Anode: C2H6 + O2- → C2H4 + H2O + 2e-

Cathode: 1/2O2 + 2e- → O2-

Overall ODH: C2H6 + 1/2O2 → C2H4 + H2O

The infiltrated electrocatalysts’ e-ODH capabilities were evaluated through electrochemical testing of the solid oxide fuel cell and quantitative gas chromatography analysis of the product gases under galvanostatic conditions.
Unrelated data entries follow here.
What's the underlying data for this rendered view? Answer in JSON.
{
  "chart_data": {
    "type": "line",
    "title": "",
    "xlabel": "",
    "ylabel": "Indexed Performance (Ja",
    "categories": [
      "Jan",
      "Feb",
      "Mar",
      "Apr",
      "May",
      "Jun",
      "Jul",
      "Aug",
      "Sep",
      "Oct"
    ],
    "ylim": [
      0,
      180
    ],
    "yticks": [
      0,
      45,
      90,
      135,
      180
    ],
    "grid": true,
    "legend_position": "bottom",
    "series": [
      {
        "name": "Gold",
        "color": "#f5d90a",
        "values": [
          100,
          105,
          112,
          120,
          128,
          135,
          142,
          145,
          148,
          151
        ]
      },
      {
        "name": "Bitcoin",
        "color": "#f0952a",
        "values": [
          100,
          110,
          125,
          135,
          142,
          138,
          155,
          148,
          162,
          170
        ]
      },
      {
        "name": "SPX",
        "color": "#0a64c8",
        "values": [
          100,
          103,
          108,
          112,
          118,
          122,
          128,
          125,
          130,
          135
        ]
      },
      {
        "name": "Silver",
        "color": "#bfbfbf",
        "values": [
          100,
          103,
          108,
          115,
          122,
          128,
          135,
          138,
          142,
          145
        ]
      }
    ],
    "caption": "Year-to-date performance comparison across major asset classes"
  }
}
This work has demonstrated the suitability of the electrocatalyst synthesis techniques and the favorability for ethylene selectivity over certain electrocatalyst compositions that will be presented in this talk. More broadly, this project has elucidated the influence of catalyst material upon ethane e-ODH chemistry and showed potential feasibility for incorporation into the modular design. In this talk electrocatalyst material characterization and fuel cell test results will be presented.
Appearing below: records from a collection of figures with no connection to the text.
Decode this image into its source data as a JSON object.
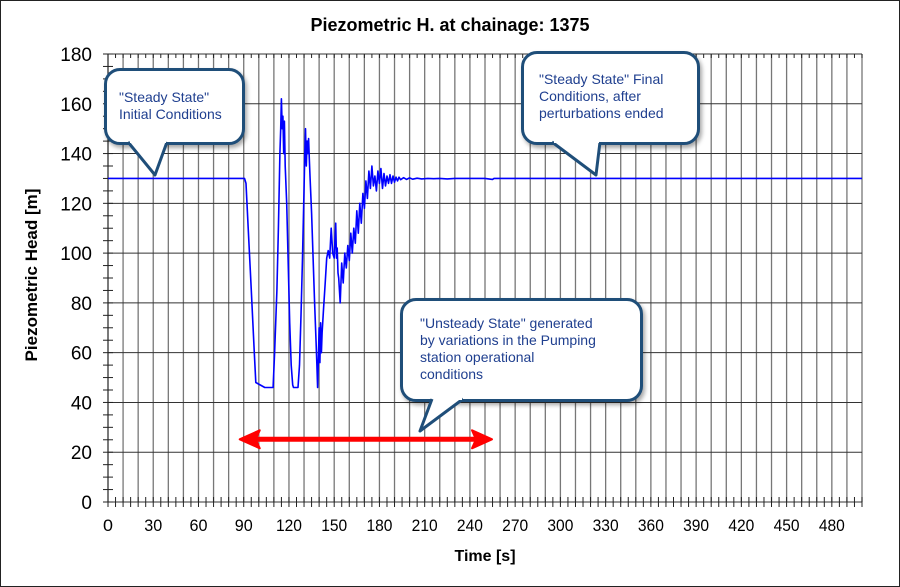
{
  "chart_data": {
    "type": "line",
    "title": "Piezometric H. at chainage: 1375",
    "xlabel": "Time [s]",
    "ylabel": "Piezometric Head [m]",
    "xlim": [
      0,
      500
    ],
    "ylim": [
      0,
      180
    ],
    "x_ticks": [
      0,
      30,
      60,
      90,
      120,
      150,
      180,
      210,
      240,
      270,
      300,
      330,
      360,
      390,
      420,
      450,
      480
    ],
    "y_ticks": [
      0,
      20,
      40,
      60,
      80,
      100,
      120,
      140,
      160,
      180
    ],
    "grid": true,
    "line_color": "#0000ff",
    "arrow_color": "#ff0000",
    "series": [
      {
        "name": "Piezometric Head",
        "x": [
          0,
          90.5,
          91.5,
          93,
          95,
          97,
          98,
          104,
          109.5,
          110.5,
          112,
          113,
          114,
          114.5,
          115,
          115.5,
          116,
          116.5,
          117,
          117.5,
          118.5,
          119.5,
          120.5,
          121.5,
          122.5,
          123,
          124,
          126,
          127,
          128,
          129,
          130,
          130.5,
          131,
          131.5,
          132,
          132.5,
          133,
          133.5,
          134,
          135,
          136,
          137,
          138,
          138.5,
          139,
          139.5,
          140,
          140.5,
          141,
          141.5,
          142,
          143,
          144,
          145,
          146,
          147,
          148,
          149,
          150,
          151,
          151.5,
          152,
          152.5,
          153,
          154,
          155,
          156,
          157,
          158,
          159,
          160,
          161,
          162,
          163,
          164,
          165,
          166,
          167,
          168,
          169,
          170,
          171,
          172,
          173,
          174,
          175,
          176,
          177,
          178,
          179,
          180,
          181,
          182,
          183,
          184,
          185,
          186,
          187,
          188,
          189,
          190,
          191,
          192,
          193,
          194,
          196,
          198,
          200,
          202,
          205,
          208,
          212,
          216,
          220,
          225,
          230,
          240,
          250,
          255,
          256,
          260,
          500
        ],
        "y": [
          130,
          130,
          128,
          110,
          85,
          60,
          48,
          46,
          46,
          60,
          85,
          110,
          140,
          150,
          162,
          150,
          155,
          140,
          153,
          135,
          120,
          96,
          72,
          55,
          47,
          46,
          46,
          46,
          55,
          75,
          98,
          125,
          140,
          150,
          135,
          145,
          140,
          146,
          138,
          130,
          116,
          98,
          80,
          64,
          55,
          46,
          58,
          70,
          56,
          72,
          60,
          68,
          78,
          88,
          98,
          101,
          98,
          110,
          100,
          98,
          112,
          98,
          102,
          92,
          90,
          80,
          96,
          88,
          100,
          94,
          103,
          97,
          108,
          100,
          110,
          104,
          117,
          108,
          120,
          112,
          124,
          118,
          129,
          122,
          133,
          126,
          135,
          127,
          131,
          125,
          133,
          128,
          134,
          126,
          132,
          127,
          131,
          128,
          131.5,
          128,
          131,
          128.5,
          130.5,
          129,
          130.5,
          129.5,
          130.3,
          129.6,
          130.2,
          129.7,
          130.1,
          129.8,
          130,
          129.9,
          130,
          129.8,
          130,
          130,
          130,
          129.6,
          130,
          130,
          130
        ]
      }
    ],
    "annotations": [
      {
        "id": "initial",
        "lines": [
          "\"Steady State\"",
          "Initial Conditions"
        ],
        "points_to": [
          30,
          130
        ]
      },
      {
        "id": "final",
        "lines": [
          "\"Steady State\" Final",
          "Conditions, after",
          "perturbations ended"
        ],
        "points_to": [
          325,
          130
        ]
      },
      {
        "id": "unsteady",
        "lines": [
          "\"Unsteady State\" generated",
          "by variations in the Pumping",
          "station operational",
          "conditions"
        ],
        "points_to": [
          208,
          28
        ]
      }
    ],
    "range_arrow": {
      "from": 90,
      "to": 252,
      "y": 26
    }
  }
}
  1. MacIntyre, S. U.S. Energy Information Administration: U.S. ethane production, consumption, and exports expected to increase through 2018, posted January 17, 2017. https://www.eia.gov/todayinenergy/detail.php?id=29572 (accessed October 31, 2020).
  2. U.S. Energy Information Administration: What are natural gas liquids and how are they used?, posted April 20, 2012. https://www.eia.gov/todayinenergy/detail.php?id=5930 (accessed April 9, 2021).
  3. Miller, T.; Beck, D. Gas Processing & LNG: Maximize propane recovery and ethane rejection at cryogenic gas plants. http://gasprocessingnews.com/features/201612/maximize-propane-recovery-a... (accessed October 31, 2020).
  4. Daramola, D.A.; Velraj, S.; Trembly, J. Electrochemical Oxidative Dehydration (e-ODH) As a Process Intensification Platform in Shale Gas Upgrading. In 2019 AIChE Annual Meeting; Orlando, FL, November 10-15, 2019.
  5. Kasick, A.; Hajer, A.A.; Daramola, D.A.; Velraj, S.; Trembly, J. Advances in the Use of Electrochemical Oxidative Dehydrogenation to Convert Natural Gas Liquids to Value Added Chemicals. In 2020 AIChE Annual Meeting; San Francisco, CA, November 16-20, 2020.